那对这个人的了解就变成一种习惯,是刻在骨头上的,缝在心里。
况且这样的日子纪言过了七年。
即便是后来,傅盛尧眼睛能看见了,他都依旧跟在对方身边。
当一个安分守己的跟班。
纪言每次站起来只拿一样东西,放置好以后再退回到地板上。
摆在地板上的东西不多也不少。
纪言全部收拾好以后又检查一遍旁边的行李箱。
注意到夹层鼓起来一块,是还有个东西:
“嗯?”
“这是。。。。。。

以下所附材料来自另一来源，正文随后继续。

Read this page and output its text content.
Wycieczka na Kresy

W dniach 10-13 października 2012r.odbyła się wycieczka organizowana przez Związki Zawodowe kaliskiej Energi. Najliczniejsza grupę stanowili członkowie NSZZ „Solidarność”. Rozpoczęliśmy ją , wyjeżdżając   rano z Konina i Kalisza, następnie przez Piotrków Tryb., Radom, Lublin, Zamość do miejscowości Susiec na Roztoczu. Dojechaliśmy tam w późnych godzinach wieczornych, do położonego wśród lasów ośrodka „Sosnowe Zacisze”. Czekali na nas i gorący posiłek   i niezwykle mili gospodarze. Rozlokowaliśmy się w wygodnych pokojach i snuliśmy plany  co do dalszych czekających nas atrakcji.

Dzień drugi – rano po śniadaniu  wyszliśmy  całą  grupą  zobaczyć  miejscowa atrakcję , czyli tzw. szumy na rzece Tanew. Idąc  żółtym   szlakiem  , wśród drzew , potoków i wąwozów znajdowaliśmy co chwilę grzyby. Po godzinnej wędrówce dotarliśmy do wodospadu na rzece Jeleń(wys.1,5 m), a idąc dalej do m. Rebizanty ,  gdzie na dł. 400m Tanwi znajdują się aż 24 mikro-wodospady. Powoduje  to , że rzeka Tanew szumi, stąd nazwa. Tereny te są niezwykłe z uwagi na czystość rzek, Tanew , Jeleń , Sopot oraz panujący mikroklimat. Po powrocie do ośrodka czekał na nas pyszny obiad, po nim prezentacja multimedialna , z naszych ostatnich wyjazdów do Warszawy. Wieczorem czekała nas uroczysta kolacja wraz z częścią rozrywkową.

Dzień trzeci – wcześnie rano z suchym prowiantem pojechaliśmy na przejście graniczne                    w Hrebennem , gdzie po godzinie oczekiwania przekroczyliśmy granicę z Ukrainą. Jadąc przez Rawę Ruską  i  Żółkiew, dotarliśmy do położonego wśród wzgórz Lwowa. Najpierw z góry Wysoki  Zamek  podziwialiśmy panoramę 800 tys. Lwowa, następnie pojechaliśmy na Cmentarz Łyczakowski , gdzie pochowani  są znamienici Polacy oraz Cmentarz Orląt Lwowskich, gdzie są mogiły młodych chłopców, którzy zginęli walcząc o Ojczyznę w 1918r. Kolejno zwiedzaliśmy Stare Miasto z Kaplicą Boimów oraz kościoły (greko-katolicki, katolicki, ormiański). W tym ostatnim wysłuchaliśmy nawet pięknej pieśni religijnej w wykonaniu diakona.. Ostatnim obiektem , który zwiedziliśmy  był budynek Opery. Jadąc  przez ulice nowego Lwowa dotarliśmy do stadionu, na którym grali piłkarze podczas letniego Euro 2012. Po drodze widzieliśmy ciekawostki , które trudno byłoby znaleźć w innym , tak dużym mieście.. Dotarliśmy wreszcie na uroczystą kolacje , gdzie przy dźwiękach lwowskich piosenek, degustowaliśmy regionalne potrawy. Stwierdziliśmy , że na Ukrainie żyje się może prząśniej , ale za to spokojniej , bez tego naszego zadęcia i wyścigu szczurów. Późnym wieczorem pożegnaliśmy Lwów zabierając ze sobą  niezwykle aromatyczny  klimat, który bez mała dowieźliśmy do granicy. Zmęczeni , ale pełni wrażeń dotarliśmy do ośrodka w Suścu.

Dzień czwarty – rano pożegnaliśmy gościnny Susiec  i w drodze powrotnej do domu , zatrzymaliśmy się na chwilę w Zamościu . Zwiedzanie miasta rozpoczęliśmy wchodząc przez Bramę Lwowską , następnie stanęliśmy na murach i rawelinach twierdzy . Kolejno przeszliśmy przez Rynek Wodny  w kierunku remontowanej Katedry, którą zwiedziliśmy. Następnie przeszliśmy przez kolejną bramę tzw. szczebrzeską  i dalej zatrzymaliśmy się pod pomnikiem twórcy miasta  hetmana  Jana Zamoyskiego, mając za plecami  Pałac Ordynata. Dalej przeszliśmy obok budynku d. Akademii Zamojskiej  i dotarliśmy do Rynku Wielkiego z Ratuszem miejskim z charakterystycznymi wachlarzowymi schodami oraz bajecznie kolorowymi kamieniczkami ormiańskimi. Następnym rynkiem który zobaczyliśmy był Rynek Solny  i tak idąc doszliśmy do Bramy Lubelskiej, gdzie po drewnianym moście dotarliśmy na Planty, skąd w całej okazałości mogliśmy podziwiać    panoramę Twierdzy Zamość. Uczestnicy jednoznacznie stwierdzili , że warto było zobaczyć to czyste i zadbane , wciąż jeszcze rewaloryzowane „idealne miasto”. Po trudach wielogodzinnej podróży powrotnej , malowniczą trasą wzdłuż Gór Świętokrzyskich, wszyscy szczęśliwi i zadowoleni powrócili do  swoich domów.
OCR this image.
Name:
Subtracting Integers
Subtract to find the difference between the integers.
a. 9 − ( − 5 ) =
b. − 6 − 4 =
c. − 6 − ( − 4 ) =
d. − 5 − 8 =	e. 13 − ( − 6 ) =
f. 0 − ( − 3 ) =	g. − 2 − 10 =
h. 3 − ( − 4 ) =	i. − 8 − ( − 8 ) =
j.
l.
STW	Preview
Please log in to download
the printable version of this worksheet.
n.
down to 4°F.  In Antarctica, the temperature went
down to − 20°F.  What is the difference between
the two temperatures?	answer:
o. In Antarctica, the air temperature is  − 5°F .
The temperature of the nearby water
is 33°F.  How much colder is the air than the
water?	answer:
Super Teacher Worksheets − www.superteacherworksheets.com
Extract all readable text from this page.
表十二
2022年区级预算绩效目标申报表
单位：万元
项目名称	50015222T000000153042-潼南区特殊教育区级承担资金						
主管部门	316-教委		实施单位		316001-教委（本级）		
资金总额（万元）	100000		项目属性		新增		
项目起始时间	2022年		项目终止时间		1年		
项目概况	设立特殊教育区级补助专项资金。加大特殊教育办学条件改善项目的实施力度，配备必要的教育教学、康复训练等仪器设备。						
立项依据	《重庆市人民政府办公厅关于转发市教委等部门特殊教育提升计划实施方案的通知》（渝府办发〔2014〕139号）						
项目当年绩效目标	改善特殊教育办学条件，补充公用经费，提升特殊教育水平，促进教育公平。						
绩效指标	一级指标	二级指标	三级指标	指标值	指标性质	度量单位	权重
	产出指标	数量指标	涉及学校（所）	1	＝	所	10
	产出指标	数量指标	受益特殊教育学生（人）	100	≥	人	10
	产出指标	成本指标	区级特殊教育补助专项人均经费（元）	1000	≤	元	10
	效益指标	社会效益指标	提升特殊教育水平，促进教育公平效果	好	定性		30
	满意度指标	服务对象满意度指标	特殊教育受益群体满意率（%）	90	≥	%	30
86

”
纪言边嘀咕边扒拉两下,看清楚里边的东西后登时一愣!
是个收纳盒。
他记得这个是小时候他送傅盛尧的,用几块积木拼凑在一起,原来放的是小时候他和傅盛尧的照片。
这个本来是放在老宅的,不知道怎么就被他带过来。
可能是收拾其他东西的时候一起装进去的。
纪言盯着这个发呆。
心动一瞬。
反应过来的时候手已经在掰盒子的两边,侧面有个卡扣——
“啪嗒”一声。
盒子开了。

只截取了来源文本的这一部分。